Source: stackoverflow.com

When googling to find the answer to a ruby (or rails) coding problem, it struck me that code snippets always use “require” to include any necessary libraries. For example, I recently searched for a way to compare IP addresses using CIDR notation. (I had IP ranges stored in CIDR notation and wanted to see if the user’s IP was in the range.)

After hunting around, I came up with this solution:

require 'ipaddr'

admin_ip = IPAddr.new('192.168.1.0/24')
client_ip = IPAddr.new('192.168.1.2')
admin_ip.include?client_ip => true

# Do it in one line:
IPAddr.new('192.168.2.0/24').include?IPAddr.new('192.168.2.100') => true

Using require in this code snippet is clear and it makes lots of sense to show it this way. You can see immediately that the code is dependent on the ruby IPAddr library. But in real code, you should never use require to include libraries or other files.

Best Practice: Use Autoload Instead of Require

Instead of using require, you should use autoload. And furthermore, you should never put the autoload statement in middle of your code, as might implied by typical snippets. Includes should always happen at the top of any file.

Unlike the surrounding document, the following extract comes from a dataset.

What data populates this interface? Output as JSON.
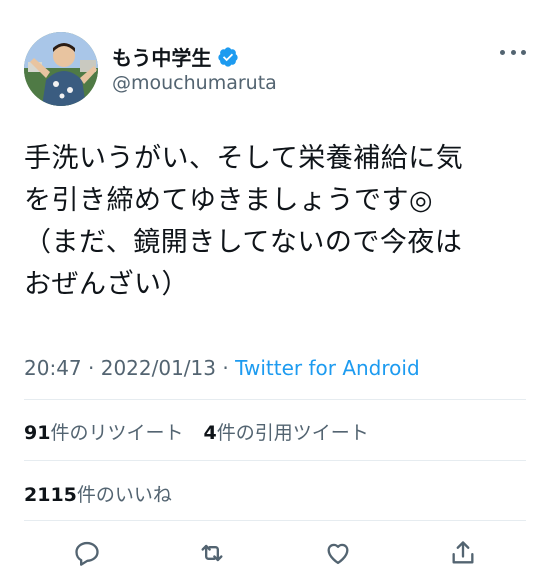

For example, looking at a ruby file some_class.rb:

autoload :IPAddr, 'ipaddr'

class SomeClass

    # returns true if ip_check is contained in ip_master range (CIDR notation)
    def check_ip(ip_master,ip_check)
        IPAddr.new(ip_master).include?IPAddr.new(ip_check)
    end
end

Why use Autoload instead of Require?

So, why use autoload instead of require? Because require loads the file immediately when ruby processes the require line. Autoload, on the other hand, doesn’t load the file until you try to access the symbol defined in the autoload statement. If you don’t accesses it, it doesn’t get loaded and you eliminate any unnecessary overhead processing.

But autoload uses require under the hood. So just like require, autoloaded files are only included once. By comparison, using ‘include’ would load and include the file every time.

Why Put Autoload at the top of the file?

This is just a best practice. You don’t want to hide dependencies buried deep within a method. When I open a file, I want to see the dependencies right away. This makes code maintenance and debugging much less error prone – especially if you are working on a project with multiple engineers or returning code you wrote last year.